Leak exposes Ericsson’s secret dealings with ISIS amid Iraq corruption spree

Telecom giant Ericsson sought permission from the terrorist group known as the Islamic State to work in an ISIS-controlled city and paid to smuggle equipment into ISIS areas on a route known as the “Speedway,” according to a leaked internal investigation report obtained by the International Consortium of Investigative Journalists.

The report reveals that the Swedish-based firm made tens of millions of dollars in suspicious payments over nearly a decade to sustain its business in Iraq, financing slush funds, trips abroad for defense officials and payoffs through middlemen to corporate executives and possibly terrorists.

The internal investigation describes a pattern of bribery and corruption so widespread, and company oversight so weak, that millions of dollars in payments couldn’t be accounted for – all while Ericsson worked to maintain and expand vital cellular networks in one of the most corrupt countries in the world. The review, which has not been made public, covers the years 2011 to 2019.

Ericsson’s business in Iraq relied on politically connected fixers and unvetted subcontractors. It was marked by sham contracts, inflated invoices, falsified financial statements and payments to “consultants” with nebulous job descriptions. In one instance, a member of a powerful Kurdish family, the Barzanis, collected $1.2 million for “facilitation to the chairman” of a mobile phone operator — also a Barzani, the report says.

Most of the corrupt conduct came after Ericsson, a key actor in the West’s battle with China over the future of global communications, acknowledged in 2013 that it was cooperating with U.S. authorities investigating bribery allegations elsewhere. The U.S. probe resulted in a $1 billion bribery settlement in 2019 with the U.S. Justice Department and the Securities and Exchange Commission.  The settlement does not mention Iraq.

ICIJ shared the leaked records with The Washington Post, SVT in Sweden and 28 other media partners in 22 countries as part of a project known as the Ericsson List. ICIJ and its partners verified the records’ authenticity and spent months examining other documents and interviewing ex-employees, government officials, contractors and other industry insiders in Iraq, London, Washington, Jordan, Lebanon and elsewhere.

The leaked documents include 73 pages of a 79-page report on Ericsson’s Iraq business, including summaries of 28 witness interviews and 22.5 million emails.

ICIJ and partnering news organizations sent detailed questions to Ericsson about the secret internal review. Instead of answering, Ericsson issued a public statement on Feb. 15 acknowledging “corruption-related misconduct” in Iraq and possible payments to ISIS.

Ericsson CEO Börje Ekholm also granted interviews to news outlets not in possession of the leaked documents. He said that Ericsson may have made illicit payments, but that the company had often struggled to identify the final beneficiary.

“We can’t determine where money sometimes really goes, but we can see that it has disappeared,” Ekholm told a Swedish newspaper.

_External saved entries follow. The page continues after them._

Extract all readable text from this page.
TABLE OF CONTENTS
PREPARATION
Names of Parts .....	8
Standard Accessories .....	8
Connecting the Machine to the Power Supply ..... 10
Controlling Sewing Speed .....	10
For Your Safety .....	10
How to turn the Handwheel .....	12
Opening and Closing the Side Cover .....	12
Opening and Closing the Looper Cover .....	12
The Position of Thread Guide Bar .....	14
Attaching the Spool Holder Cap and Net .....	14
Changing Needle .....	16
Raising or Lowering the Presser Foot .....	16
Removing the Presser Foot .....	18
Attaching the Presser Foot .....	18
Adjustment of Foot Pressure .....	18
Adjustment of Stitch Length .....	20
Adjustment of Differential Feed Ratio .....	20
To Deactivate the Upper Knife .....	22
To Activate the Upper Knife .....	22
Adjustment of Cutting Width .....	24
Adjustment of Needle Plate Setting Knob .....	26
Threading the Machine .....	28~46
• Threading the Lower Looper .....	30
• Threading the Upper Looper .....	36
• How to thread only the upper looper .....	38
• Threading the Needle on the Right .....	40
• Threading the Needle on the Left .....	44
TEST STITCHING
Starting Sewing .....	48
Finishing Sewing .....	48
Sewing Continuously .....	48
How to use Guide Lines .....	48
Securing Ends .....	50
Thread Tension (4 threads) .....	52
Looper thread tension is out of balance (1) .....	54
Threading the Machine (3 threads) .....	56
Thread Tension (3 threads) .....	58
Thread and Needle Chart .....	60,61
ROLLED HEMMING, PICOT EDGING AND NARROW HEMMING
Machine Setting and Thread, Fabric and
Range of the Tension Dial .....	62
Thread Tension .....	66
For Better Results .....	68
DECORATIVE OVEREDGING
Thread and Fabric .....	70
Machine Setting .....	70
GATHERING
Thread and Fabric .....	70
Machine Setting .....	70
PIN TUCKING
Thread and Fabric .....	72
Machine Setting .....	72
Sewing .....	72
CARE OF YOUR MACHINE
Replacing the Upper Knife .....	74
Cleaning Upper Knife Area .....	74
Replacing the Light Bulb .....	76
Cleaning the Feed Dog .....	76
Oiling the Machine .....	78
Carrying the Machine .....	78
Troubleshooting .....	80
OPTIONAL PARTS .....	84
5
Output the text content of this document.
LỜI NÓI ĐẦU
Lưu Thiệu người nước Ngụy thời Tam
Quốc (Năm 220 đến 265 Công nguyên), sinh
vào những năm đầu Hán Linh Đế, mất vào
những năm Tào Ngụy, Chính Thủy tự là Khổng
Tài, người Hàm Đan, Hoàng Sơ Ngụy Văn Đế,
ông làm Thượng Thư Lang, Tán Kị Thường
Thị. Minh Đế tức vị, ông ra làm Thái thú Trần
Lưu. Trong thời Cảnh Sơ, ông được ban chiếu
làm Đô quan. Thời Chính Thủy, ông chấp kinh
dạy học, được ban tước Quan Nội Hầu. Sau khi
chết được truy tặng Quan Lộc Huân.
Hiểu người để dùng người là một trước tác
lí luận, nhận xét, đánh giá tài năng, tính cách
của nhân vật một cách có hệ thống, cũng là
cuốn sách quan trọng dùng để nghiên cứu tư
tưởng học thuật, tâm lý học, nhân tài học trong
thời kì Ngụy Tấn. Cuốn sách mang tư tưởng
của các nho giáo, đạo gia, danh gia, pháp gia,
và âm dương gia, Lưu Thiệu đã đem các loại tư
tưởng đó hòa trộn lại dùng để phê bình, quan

Ericsson cited its “commitment to transparency” in its recent disclosures. But the company made no mention of other internal probes described in the leaked documents.

In 2019, Ericsson admitted to bribery and corrupt business practices in five countries that took place over a 17-year period in a $1 billion agreement with U.S. authorities — one of the largest foreign corruption settlements in history.
Leaked internal documents show that in 2019, Ericsson itself examined employees’ alleged corrupt practices in 15 countries dating back to 2011. Aside from China, none of these countries were covered in Ericsson’s billion-dollar settlement with U.S. prosecutors.
The documents show that Ericsson made tens of millions of dollars in suspicious payments in Iraq — financing bribery, slush funds, payoffs and more — as well as payments tied to business in Lebanon and Portugal.

The records show that besides Iraq, the company examined alleged misconduct in Lebanon, Spain, Portugal and Egypt. In addition, a spreadsheet lists company probes into possible bribery, money laundering and embezzlement by employees in Angola, Azerbaijan, Bahrain, Brazil, China, Croatia, Libya, Morocco, the United States and South Africa.  These probes have not been previously disclosed.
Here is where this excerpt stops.